Of course Johan is the best of the best so he pretty much beats most position players every year, but when you factor in Fernando's cost for that type of projection, it really makes him hard to move for anyone that does not come with many years of below market cream of the crop production and that is why the Reds would not move Jay Bruce for Erik Bedard either. Of course the Mariners are giving Jones away for Bedard if it goes through, but there are plenty of people to argue that this is not exactly the best deal for the Mariners who are incorrectly calculating they are one 'ace' type pitcher away from contending.
Even if that's true -- and Cabrera is no world-beater yet (even those who don't love Gomez say he's "a tick above'' Cabrera in terms of value) -- it's still hard to knock Smith for ignoring Hank Steinbrenner's quick deadline and pressing for more.
Precisely. Even the people that did not love Gomez agree he is more valuable than Cabrera. The people that love Gomez must have it as a landslide towards Gomez over the known (and mediocre) quantity Melky.
DG had another theory.
"Fucking idiot, isn’t he? You know he’s full of himself enough to think his possibly drunken rants actually influence anything!"
I had not considered any inebriation involved with his writing, but that would explain a lot.
"You're talking four guys with a big question mark by all of their names," Viola said. "Carlos Gomez, he has to be comparable to a Kirby Puckett and a Torii Hunter? Good luck with that."

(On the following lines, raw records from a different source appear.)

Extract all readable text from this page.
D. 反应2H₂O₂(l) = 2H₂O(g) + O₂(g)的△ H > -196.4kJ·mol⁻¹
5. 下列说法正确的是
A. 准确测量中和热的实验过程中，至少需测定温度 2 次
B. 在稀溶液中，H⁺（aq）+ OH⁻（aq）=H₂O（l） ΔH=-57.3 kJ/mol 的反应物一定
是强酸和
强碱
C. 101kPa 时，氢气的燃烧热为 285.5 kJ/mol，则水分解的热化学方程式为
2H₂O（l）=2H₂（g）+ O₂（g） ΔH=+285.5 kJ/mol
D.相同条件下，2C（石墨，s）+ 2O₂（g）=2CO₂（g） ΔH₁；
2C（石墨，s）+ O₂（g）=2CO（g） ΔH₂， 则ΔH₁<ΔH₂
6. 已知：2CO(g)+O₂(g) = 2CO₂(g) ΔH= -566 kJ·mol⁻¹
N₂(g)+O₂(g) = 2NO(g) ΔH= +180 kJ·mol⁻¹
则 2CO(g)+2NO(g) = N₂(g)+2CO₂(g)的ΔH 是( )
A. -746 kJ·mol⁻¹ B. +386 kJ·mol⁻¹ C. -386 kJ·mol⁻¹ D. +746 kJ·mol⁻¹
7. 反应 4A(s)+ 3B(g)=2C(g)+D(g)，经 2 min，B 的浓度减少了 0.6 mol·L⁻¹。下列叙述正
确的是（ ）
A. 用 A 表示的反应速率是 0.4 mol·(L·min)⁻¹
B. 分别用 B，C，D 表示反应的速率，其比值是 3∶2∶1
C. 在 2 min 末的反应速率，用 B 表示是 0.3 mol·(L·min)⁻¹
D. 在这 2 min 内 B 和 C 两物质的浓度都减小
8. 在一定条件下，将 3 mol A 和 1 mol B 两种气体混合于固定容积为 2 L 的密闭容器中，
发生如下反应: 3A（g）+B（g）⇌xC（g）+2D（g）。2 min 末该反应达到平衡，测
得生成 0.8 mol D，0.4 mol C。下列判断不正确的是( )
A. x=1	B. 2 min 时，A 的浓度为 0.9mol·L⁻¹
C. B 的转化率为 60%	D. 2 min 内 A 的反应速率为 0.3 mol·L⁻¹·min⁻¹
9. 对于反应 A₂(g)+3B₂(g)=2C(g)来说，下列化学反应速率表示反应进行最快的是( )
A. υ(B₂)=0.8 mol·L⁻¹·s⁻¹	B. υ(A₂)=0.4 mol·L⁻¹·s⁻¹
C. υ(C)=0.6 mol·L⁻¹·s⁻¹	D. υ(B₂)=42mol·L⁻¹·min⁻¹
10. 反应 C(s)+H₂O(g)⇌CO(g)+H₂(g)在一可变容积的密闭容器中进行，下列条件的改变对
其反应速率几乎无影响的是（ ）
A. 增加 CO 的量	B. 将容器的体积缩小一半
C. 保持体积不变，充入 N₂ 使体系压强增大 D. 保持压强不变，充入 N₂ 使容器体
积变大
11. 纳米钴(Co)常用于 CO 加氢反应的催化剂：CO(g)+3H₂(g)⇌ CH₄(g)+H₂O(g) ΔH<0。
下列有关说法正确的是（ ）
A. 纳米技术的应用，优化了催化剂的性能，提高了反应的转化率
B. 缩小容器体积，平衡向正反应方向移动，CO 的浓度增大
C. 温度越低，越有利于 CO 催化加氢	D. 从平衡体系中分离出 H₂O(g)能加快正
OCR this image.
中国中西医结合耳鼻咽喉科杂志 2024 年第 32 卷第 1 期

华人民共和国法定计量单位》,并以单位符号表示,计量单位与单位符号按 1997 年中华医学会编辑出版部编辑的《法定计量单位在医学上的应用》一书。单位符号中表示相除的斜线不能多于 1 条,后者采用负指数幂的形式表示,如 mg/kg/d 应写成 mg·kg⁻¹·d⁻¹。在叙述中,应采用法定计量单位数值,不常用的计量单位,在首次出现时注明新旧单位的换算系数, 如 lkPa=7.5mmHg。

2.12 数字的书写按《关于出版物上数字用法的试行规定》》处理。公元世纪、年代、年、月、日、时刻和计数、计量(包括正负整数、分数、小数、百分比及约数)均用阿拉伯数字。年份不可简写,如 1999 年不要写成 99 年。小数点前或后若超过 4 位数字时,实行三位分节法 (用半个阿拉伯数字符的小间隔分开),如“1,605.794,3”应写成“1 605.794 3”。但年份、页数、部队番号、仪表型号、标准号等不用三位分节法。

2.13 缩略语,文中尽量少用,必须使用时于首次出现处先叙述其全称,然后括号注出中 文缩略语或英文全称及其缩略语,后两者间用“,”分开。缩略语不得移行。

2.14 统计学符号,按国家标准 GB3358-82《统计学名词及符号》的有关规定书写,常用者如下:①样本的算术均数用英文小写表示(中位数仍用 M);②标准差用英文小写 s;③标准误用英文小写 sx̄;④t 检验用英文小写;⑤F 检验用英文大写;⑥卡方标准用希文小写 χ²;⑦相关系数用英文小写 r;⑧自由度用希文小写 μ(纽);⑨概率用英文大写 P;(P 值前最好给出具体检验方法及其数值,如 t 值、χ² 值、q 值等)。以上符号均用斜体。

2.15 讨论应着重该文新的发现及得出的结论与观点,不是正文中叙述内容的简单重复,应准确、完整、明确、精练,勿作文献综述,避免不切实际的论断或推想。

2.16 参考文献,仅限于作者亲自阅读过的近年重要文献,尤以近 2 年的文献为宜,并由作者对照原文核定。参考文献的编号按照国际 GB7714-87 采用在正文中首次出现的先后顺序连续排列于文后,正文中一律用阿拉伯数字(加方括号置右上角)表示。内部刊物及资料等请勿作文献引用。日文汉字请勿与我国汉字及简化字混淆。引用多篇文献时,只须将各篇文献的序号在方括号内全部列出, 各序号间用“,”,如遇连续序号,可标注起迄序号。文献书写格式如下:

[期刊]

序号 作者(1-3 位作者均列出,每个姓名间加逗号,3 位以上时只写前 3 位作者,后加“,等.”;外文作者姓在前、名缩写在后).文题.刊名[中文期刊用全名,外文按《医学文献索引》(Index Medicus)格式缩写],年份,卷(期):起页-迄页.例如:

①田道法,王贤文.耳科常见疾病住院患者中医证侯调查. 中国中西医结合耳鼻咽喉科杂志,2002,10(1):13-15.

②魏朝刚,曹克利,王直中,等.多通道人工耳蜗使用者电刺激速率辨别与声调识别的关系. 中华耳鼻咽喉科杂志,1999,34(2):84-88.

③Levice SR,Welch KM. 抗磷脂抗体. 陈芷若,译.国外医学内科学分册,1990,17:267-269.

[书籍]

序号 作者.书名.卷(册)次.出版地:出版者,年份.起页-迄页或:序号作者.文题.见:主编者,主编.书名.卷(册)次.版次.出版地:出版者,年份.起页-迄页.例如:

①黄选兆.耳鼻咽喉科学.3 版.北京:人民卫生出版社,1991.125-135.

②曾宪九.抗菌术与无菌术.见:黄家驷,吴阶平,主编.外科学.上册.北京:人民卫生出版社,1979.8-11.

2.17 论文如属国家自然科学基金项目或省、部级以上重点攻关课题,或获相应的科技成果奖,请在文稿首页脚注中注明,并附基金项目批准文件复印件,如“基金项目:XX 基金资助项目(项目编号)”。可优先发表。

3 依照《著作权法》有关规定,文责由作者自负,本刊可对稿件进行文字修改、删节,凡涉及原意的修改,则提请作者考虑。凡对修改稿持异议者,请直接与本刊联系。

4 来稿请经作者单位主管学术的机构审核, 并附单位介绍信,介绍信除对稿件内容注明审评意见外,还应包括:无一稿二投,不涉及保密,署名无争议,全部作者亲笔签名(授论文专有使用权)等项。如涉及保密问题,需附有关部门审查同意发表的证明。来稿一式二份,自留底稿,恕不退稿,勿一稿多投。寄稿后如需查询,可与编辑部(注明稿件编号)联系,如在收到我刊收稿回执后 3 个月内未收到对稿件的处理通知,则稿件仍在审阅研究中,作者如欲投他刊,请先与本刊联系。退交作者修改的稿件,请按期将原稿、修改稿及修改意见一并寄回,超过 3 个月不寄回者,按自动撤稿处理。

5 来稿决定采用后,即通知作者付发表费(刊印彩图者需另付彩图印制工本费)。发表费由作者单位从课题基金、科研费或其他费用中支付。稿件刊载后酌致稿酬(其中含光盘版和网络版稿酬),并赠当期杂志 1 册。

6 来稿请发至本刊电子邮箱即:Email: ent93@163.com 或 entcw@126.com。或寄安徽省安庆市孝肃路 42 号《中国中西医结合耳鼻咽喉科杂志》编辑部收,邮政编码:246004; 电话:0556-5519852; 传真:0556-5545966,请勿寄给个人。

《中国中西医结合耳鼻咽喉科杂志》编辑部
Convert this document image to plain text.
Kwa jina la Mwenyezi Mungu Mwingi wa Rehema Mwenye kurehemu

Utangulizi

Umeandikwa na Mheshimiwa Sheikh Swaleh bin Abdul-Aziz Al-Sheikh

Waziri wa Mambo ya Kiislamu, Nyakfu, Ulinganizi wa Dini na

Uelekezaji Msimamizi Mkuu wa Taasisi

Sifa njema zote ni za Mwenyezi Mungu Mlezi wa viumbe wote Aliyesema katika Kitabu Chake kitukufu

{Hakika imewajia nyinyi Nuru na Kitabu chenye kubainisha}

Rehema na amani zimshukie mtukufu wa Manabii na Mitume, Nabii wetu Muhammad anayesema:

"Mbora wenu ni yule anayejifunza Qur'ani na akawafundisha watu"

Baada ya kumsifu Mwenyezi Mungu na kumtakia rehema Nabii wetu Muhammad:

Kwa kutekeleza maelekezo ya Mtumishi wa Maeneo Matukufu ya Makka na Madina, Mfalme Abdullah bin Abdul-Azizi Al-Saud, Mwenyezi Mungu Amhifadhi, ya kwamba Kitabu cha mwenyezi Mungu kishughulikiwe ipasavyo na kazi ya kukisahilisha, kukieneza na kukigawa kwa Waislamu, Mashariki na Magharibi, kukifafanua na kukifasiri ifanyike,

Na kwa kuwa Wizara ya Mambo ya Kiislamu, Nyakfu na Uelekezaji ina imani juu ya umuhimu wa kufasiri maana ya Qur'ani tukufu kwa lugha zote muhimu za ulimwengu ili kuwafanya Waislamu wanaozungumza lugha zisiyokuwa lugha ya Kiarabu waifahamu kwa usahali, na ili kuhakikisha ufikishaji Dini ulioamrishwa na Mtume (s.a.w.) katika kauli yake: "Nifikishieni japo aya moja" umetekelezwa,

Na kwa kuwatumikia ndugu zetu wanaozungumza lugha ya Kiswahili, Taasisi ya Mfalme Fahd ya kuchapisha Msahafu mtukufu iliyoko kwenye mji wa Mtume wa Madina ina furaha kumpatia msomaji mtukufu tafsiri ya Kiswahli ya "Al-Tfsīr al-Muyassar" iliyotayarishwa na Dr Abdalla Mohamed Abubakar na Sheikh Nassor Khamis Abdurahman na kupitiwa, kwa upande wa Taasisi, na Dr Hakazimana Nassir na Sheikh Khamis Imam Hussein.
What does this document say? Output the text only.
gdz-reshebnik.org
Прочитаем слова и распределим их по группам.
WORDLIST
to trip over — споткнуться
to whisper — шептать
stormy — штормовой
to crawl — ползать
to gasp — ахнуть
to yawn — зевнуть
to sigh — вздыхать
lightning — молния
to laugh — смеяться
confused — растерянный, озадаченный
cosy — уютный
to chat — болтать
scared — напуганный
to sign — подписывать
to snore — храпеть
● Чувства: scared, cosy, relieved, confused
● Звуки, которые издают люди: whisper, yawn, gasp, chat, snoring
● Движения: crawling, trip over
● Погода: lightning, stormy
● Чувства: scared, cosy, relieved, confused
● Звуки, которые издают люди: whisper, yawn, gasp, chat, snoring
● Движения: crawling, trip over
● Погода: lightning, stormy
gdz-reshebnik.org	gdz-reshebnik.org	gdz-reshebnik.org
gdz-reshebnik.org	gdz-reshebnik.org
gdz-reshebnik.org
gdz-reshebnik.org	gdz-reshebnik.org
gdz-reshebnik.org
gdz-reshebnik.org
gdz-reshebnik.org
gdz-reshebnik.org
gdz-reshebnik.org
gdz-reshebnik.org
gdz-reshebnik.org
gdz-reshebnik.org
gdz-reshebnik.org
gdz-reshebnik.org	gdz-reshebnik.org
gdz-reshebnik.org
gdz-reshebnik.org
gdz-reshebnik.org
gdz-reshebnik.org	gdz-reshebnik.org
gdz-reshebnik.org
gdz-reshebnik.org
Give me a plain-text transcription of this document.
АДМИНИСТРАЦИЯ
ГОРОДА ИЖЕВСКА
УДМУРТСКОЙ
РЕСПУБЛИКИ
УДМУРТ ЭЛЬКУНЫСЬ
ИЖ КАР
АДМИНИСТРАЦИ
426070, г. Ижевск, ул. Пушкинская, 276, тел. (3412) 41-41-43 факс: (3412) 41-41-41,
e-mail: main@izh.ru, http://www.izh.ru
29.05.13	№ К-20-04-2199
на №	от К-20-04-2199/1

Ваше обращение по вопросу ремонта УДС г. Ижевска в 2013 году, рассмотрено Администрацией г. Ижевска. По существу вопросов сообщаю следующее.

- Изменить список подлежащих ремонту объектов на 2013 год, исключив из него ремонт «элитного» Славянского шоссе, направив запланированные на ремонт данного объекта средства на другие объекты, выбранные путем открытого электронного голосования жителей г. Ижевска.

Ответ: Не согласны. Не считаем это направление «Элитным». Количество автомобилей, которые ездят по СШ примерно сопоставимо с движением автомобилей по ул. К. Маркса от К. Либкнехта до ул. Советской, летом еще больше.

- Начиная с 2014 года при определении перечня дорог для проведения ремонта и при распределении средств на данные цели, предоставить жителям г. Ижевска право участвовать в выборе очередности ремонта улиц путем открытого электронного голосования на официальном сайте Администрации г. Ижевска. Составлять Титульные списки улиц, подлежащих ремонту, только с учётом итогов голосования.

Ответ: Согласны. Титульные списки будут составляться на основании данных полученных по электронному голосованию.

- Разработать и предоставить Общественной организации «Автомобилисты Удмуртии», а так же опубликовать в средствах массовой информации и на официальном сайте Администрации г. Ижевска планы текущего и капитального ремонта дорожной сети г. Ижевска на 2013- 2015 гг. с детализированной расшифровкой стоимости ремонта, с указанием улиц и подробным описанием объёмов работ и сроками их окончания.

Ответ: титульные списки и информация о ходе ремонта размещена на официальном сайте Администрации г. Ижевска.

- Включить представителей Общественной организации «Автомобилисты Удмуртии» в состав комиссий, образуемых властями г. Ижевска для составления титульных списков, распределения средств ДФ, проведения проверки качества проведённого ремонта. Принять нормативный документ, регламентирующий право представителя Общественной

Really? Gomez is going to have to be comparable to those guys? Gomez will have to and not....oh I don't know...Delmon Young perhaps? Gomez is under pressure to perform because of the trade, but not because he is going to be the centerpiece of this team. Maybe he will be, but there are plenty of other guys on the team to be 'Kirby' or 'Torri'.
Once the Santana deal is completed, the Mets may add more starting pitchers. They have not ruled out the possibility of signing the free-agent right-hander Kyle Lohse, who went 9-12 in 32 starts for Cincinnati and Philadelphia last season.
That move could push Orlando Hernandez to the bullpen, bolstering an aspect of the team that crumbled toward the end of last season.
Hernandez’s versatility would make him a valuable long reliever or, because of his success against right-handed hitters (they batted .167 off him last season), a late-inning specialist who could defuse a pressure-packed situation.
I'm torn on this one and I have not given it much. I did want The Duque in the bullpen, but I wanted someone else in the rotation.
JOHAN Santana has never thrown a no-hitter. Neither has any New York Met. Yet, I believe the moons are aligned for that to change.
1. He is great. Actually, I don't think it has truly sunk in yet with even giddy Mets fans just how great. His 9121/3 innings over the past four years are 251/3 more than anyone in the majors. Yet even if you shrink the criteria to 500 innings, no pitcher has allowed fewer hits per nine innings than Santana's 6.95. And that is working in the AL.
The hardcore fans know, but there are plenty of people, like my father, who would have no idea who he is. So yes, legions of Met fans have no idea what they just got.
"He works quick, gets it and throws. He is athletic, so forget bunting on him. He is competitive, and then some days his slider, which is good, is great. On those days, you have no shot. He is unhittable."